Botin: Wie passt dann der „Girls Day“ der Wirt­schafts­kam­mer dazu?

Zwazl: Der „Girls Day“ ist mei­ner Mei­nung nach über­holt. Es ist eine gute Initia­ti­ve, aber wir sind schon wei­ter. Daher gibt es den Bega­bungs­kom­pass, denn viel wich­ti­ger ist es, Talen­te zu ken­nen. Es gibt kei­nen Beruf, der nicht gro­ße Chan­cen eröff­net, wenn genau hier das Poten­zi­al des Ein­zel­nen liegt.

Botin: Wenn die Jugend­li­chen so weit sind, dar­über nach­zu­den­ken, wel­cher Beruf der rich­ti­ge ist, dann ist das für die Wirt­schaft schon ein wich­ti­ger Schritt. Das Pro­blem liegt ja dar­in, jun­ge Men­schen dazu zu bewe­gen, sich für einen Lehr­be­ruf zu ent­schei­den. Wie kann man die­se Ent­schei­dung erleichtern?

Zwazl: Genau des­halb hal­te ich den Bega­bungs­kom­pass für so wich­tig. Da wer­den auch die Eltern mit dem Poten­zi­al ihrer Kin­der kon­fron­tiert. Es wird ihnen ganz genau erklärt, wel­che Mög­lich­kei­ten und Chan­cen es gibt. Das ist oft ein Aha-Erleb­nis. Da haben wir die Mög­lich­keit, anzusetzen.

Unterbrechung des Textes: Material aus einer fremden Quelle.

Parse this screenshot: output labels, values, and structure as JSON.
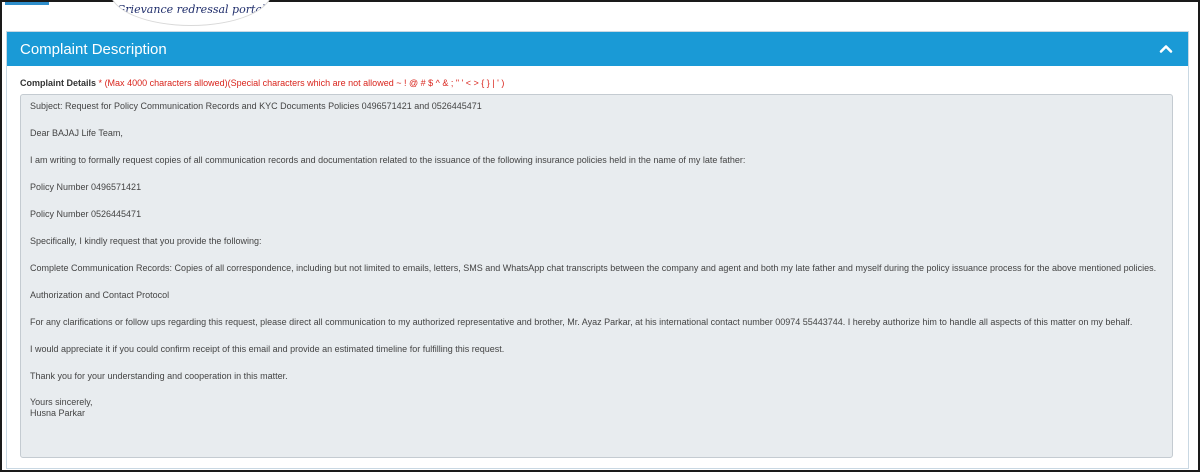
{
  "header": {
    "logo_tagline": "Grievance redressal portal"
  },
  "panel": {
    "title": "Complaint Description"
  },
  "field": {
    "label": "Complaint Details",
    "required_marker": "*",
    "hint": "(Max 4000 characters allowed)(Special characters which are not allowed ~ ! @ # $ ^ & ; \" ' < > { } | ' )"
  },
  "complaint": {
    "lines": [
      "Subject: Request for Policy Communication Records and KYC Documents Policies 0496571421 and 0526445471",
      "Dear BAJAJ Life Team,",
      "I am writing to formally request copies of all communication records and documentation related to the issuance of the following insurance policies held in the name of my late father:",
      "Policy Number 0496571421",
      "Policy Number 0526445471",
      "Specifically, I kindly request that you provide the following:",
      "Complete Communication Records: Copies of all correspondence, including but not limited to emails, letters, SMS and WhatsApp chat transcripts between the company and agent and both my late father and myself during the policy issuance process for the above mentioned policies.",
      "Authorization and Contact Protocol",
      "For any clarifications or follow ups regarding this request, please direct all communication to my authorized representative and brother, Mr. Ayaz Parkar, at his international contact number 00974 55443744. I hereby authorize him to handle all aspects of this matter on my behalf.",
      "I would appreciate it if you could confirm receipt of this email and provide an estimated timeline for fulfilling this request.",
      "Thank you for your understanding and cooperation in this matter.",
      "Yours sincerely,",
      "Husna Parkar"
    ]
  },
  "icons": {
    "collapse": "chevron-up-icon"
  },
  "colors": {
    "heading_bg": "#1a9ad6",
    "required_red": "#d9241c",
    "textarea_bg": "#e8ecef"
  }
}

Botin: In der Buck­li­gen Welt gibt es seit eini­ger Zeit das Pro­jekt „Bil­dung wächst“ um schon bei den Kleins­ten eine neue Lern­kul­tur zu schaf­fen, damit jedes Kind sein Poten­zi­al ent­fal­ten kann. Was hal­ten Sie von die­ser Initiative?

Zwazl: Ich fin­de das Pro­jekt sehr gut, weil es eine Unter­stüt­zung ist. Wir wol­len kein Kind in eine bestimm­te Rich­tung drän­gen. Aber die Leis­tung der Fach­kräf­te muss in unse­rer Gesell­schaft einen ent­spre­chen­den Stel­len­wert haben. Alles, was uns umgibt, haben Fach­kräf­te gemacht. Dar­um ist uns allen der Kon­takt mit den Leh­rern so wich­tig. Weil sie sehr gro­ßen Ein­fluss auf die Kin­der haben und ihnen näher brin­gen, was Wirt­schaft bedeu­tet. Daher freu­en wir uns über jeden Kon­takt, den wir und die Wirt­schaft mit den Kin­dern und Jugend­li­chen in der Schu­le haben.